Friday, September 26, 2008
Photo creative-commons Wikimedia.
My friend Niles is a railroad buff. He’s constantly collecting books and magazine articles about railroading history, and is a co-author of this post.
Recently, he found an issue of Trains magazine from May 1972 that had an interesting article by George W.Hilton called "The view of the viaduct from in front of the diner", recounting a rather odd incident on the Erie-Lackawanna Railroad in 1961.
According to Hilton's account, a westbound Erie-Lackawanna train from New York to Chicago, which he was on at the time, stopped at Hornell, NY, about an hour west of Corning, where things got interesting. Not even half a minute had passed since the train left the station to continue on its way when the engineer suddenly saw that just ahead was an eastbound freight train about to enter the main line at a nearby junction, which meant that his passenger train would be right in its path. Not a happy situation, to be sure. The engineer realized that if he jammed on his brakes right away, the freight would hit one of his head-end cars (the closed cars up at the front, for baggage or freight) and miss his single passenger coach, which was the last car on the train. As it turned out, one of the head-end cars was in fact hit by the freight locomotive, and the other cars derailed, but the passenger car stayed on the rails, apparently safe and sound. When the dust cleared, Hilton got up and jumped from the rear doorway of the coach.
Here’s where the story gets interesting. Hilton writes:
"What seemed odd to me was that two soldiers were running around,
obviously in some agitation, with their rifles over their shoulders
and otherwise ready for action. I hadn't seen them previously... From
where had these soldiers come, and why did they appear in such distress?”
It turned out that the freight car which had been hit had been carrying nuclear weapons. The soldiers were responsible for guarding them. The railroad very wisely called up the Atomic Energy Commission (or AEC, forerunner of the present-day Nuclear Regulatory Commission), who had good news and bad news for them. The good news was that no nuclear components were on board. Those were shipped separately through other channels. The bad news was that since all nuclear weapons contain a fairly powerful conventional-explosive detonator, there was some risk of a fairly big bang. The AEC cautioned the railroad against building a temporary bypass or “shoo-fly” track around the wreck to let other trains pass until a safety engineer could be flown in from Washington to oversee the safe removal of the detonators.

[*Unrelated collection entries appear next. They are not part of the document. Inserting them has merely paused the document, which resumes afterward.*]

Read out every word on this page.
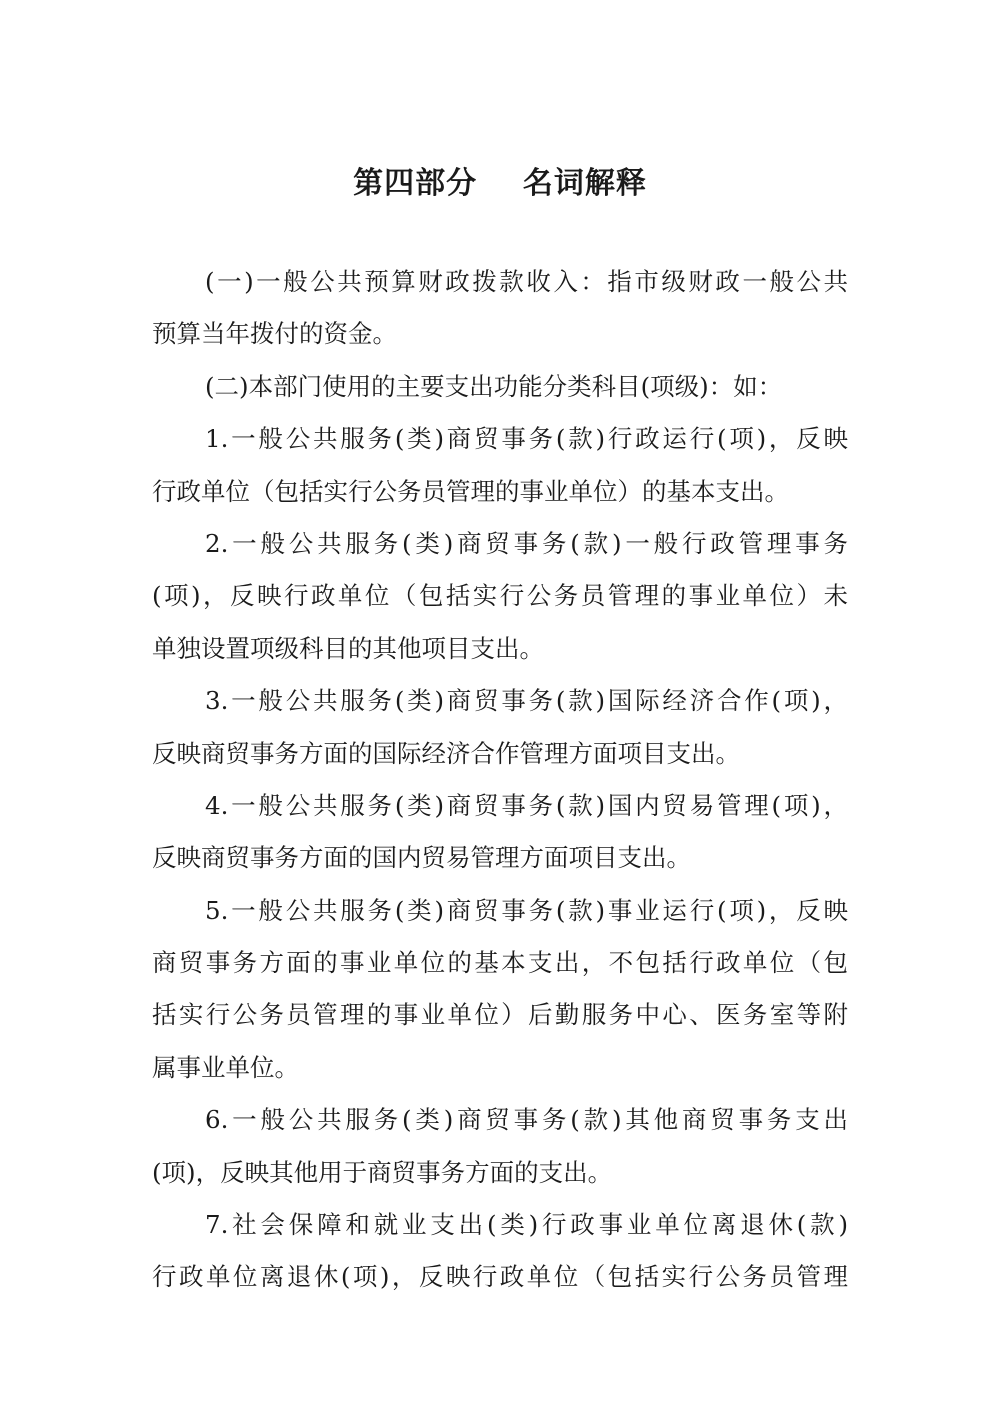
第四部分    名词解释
(一)一般公共预算财政拨款收入：指市级财政一般公共
预算当年拨付的资金。
(二)本部门使用的主要支出功能分类科目(项级)：如：
1.一般公共服务(类)商贸事务(款)行政运行(项)，反映
行政单位（包括实行公务员管理的事业单位）的基本支出。
2.一般公共服务(类)商贸事务(款)一般行政管理事务
(项)，反映行政单位（包括实行公务员管理的事业单位）未
单独设置项级科目的其他项目支出。
3.一般公共服务(类)商贸事务(款)国际经济合作(项)，
反映商贸事务方面的国际经济合作管理方面项目支出。
4.一般公共服务(类)商贸事务(款)国内贸易管理(项)，
反映商贸事务方面的国内贸易管理方面项目支出。
5.一般公共服务(类)商贸事务(款)事业运行(项)，反映
商贸事务方面的事业单位的基本支出，不包括行政单位（包
括实行公务员管理的事业单位）后勤服务中心、医务室等附
属事业单位。
6.一般公共服务(类)商贸事务(款)其他商贸事务支出
(项)，反映其他用于商贸事务方面的支出。
7.社会保障和就业支出(类)行政事业单位离退休(款)
行政单位离退休(项)，反映行政单位（包括实行公务员管理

I think that the incident depicted in this article is a great metaphor for the fiscal train wreck we’re now witnessing on Wall Street. The safety engineers, Mr. Bernanke and Mr Paulson are recommending a taxpayer-financed three-quarters-of-a-trillion-dollar “shoofly” (the much-talked-about bailout which as of this writing is still not a done deal) for the criminally-mismanaged firms which ran the train off the track in the first place. The porter, Mr. Bush, is trying to reassure the passengers that everything is under control and there’s no reason to panic. Meanwhile, no one knows, or will say how big the explosion from the damaged lead freight car will be, a recessionary fizzle or a 1929-style Armageddon.